If the use of force does not meet these requirements, other officers have an absolute duty to intervene.

Our policy specifies that force be based on the nature of the crime, a subject’s physical size and actions, feasibility of alternative responses and availability of additional officers. It prohibits the use of vascular neck restraints and chokeholds.

Use of force is recorded on officers’ body cameras and evaluated not only by supervisors, but also by the department’s Force Review Board (FRB), which includes members of the community.

Misuse of force, including the failure of officers to intervene in stopping excessive force, can result in serious discipline, even termination. If a criminal act was potentially committed, a criminal investigation follows, and the case is referred to the Pima County Attorney’s Office.

Our commitment to diversity means we work hard to recruit officers from different backgrounds and life experiences, including officers from different races and ethnicities, women, and members of the LGBT community. Our goal is to have a department composed of highly qualified individuals who reflect the diverse community we serve.

Training never stops for Tucson police officers. We train in the academy, in the field, and throughout officers’ careers — with more than just lectures.

Officers participate in scenarios based on real life with the help of community members as role players. This helps them sharpen their skills, communicate effectively, and develop the judgment and reflexes necessary to manage a crisis. Our officers are regularly trained in de-escalation: lowering the temperature of interactions to lessen the intensity of confrontations.
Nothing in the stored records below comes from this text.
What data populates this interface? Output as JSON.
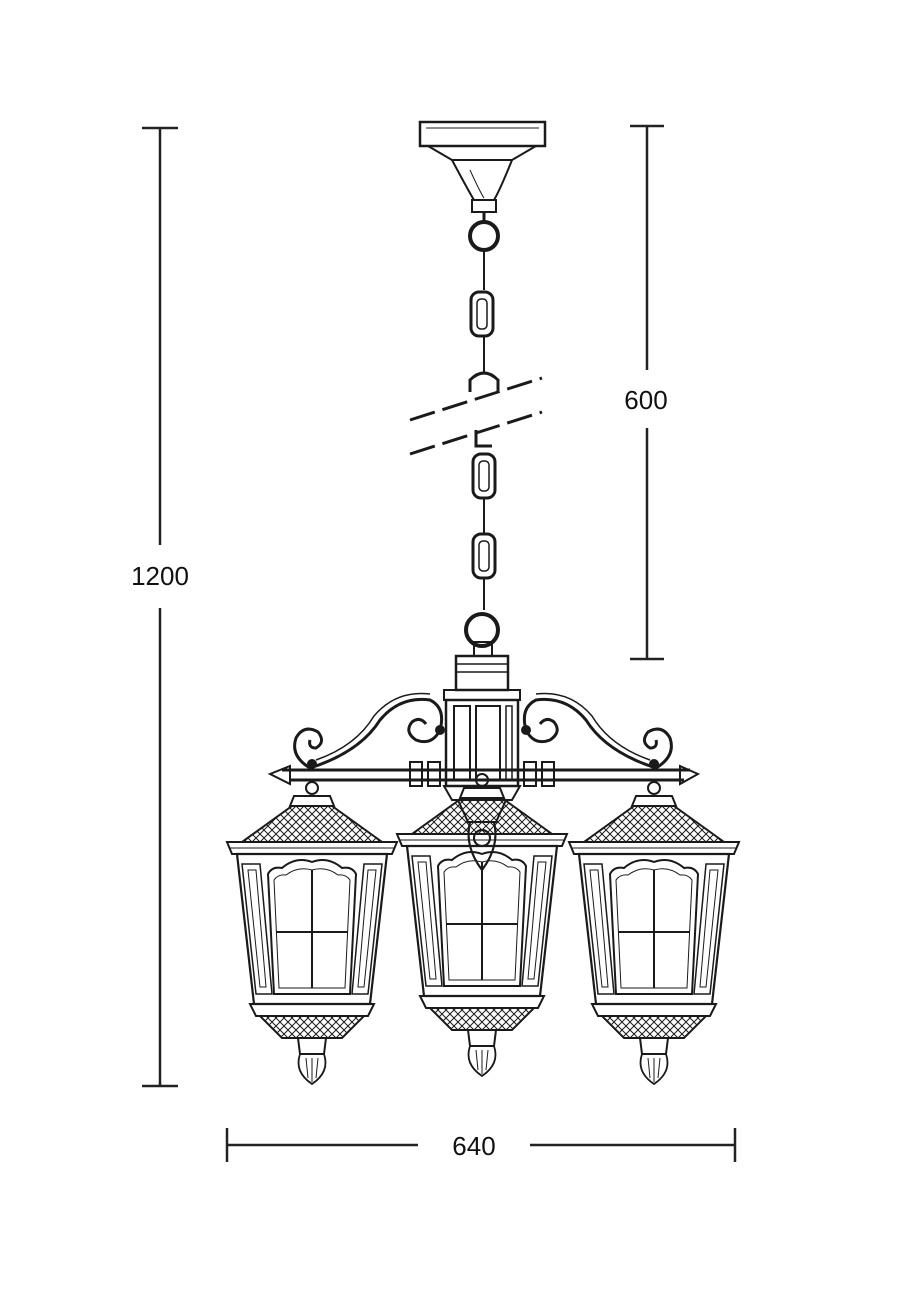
{
  "dimensions": {
    "total_height": "1200",
    "chain_length": "600",
    "total_width": "640"
  },
  "colors": {
    "ink": "#1a1a1a",
    "background": "#ffffff",
    "fill_dark": "#2a2a2a",
    "fill_light": "#f4f4f4"
  },
  "parts": [
    "ceiling-canopy",
    "chain",
    "body",
    "scroll-arms",
    "lantern-left",
    "lantern-center",
    "lantern-right"
  ]
}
They’re trained in cultural awareness and implicit bias: biases we all have at an unconscious level. They receive training on constitutional law, with a special focus on protecting civil rights. They’re also trained in defensive tactics that provide them with a wide range of options to deal with varying levels of resistance.

In our department, everyone is accountable for their decisions and actions, including me. Supervision and accountability come through the department’s chain of command. Lieutenants and sergeants play a critical role in making sure policies are followed at the line level — and holding officers accountable when they aren’t.

Accountability also comes through our Office of Professional Standards (OPS), which investigates complaints and determines whether policy violations have occurred. Investigations can be further reviewed by the Independent Police Auditor and the Community Police Advisory Review Board (appointed by the City Council). All OPS investigations and findings are public records.

We seek out community oversight — inviting diverse members of the community to participate on our Force Review Board, Critical Incident Review Board (CIRB), and Community Advisory Council.

The FRB and CIRB not only review use-of-force incidents, including officer-involved shootings, but also other incidents of high community concern. Their reviews include an assessment of department policies, training and supervision. Findings are always available to the public.

The tragic, senseless death of Mr. Floyd makes it that much harder for our dedicated men and women to fulfill their mission of public service. We have worked intentionally to build quality relationships with our residents based on communication, engagement, and accountability.

We have accomplished much but recognize there is still work to be done. I have faith in our department, the organizational culture we have fostered, and you.

Chris Magnus is chief of the Tucson Police Department.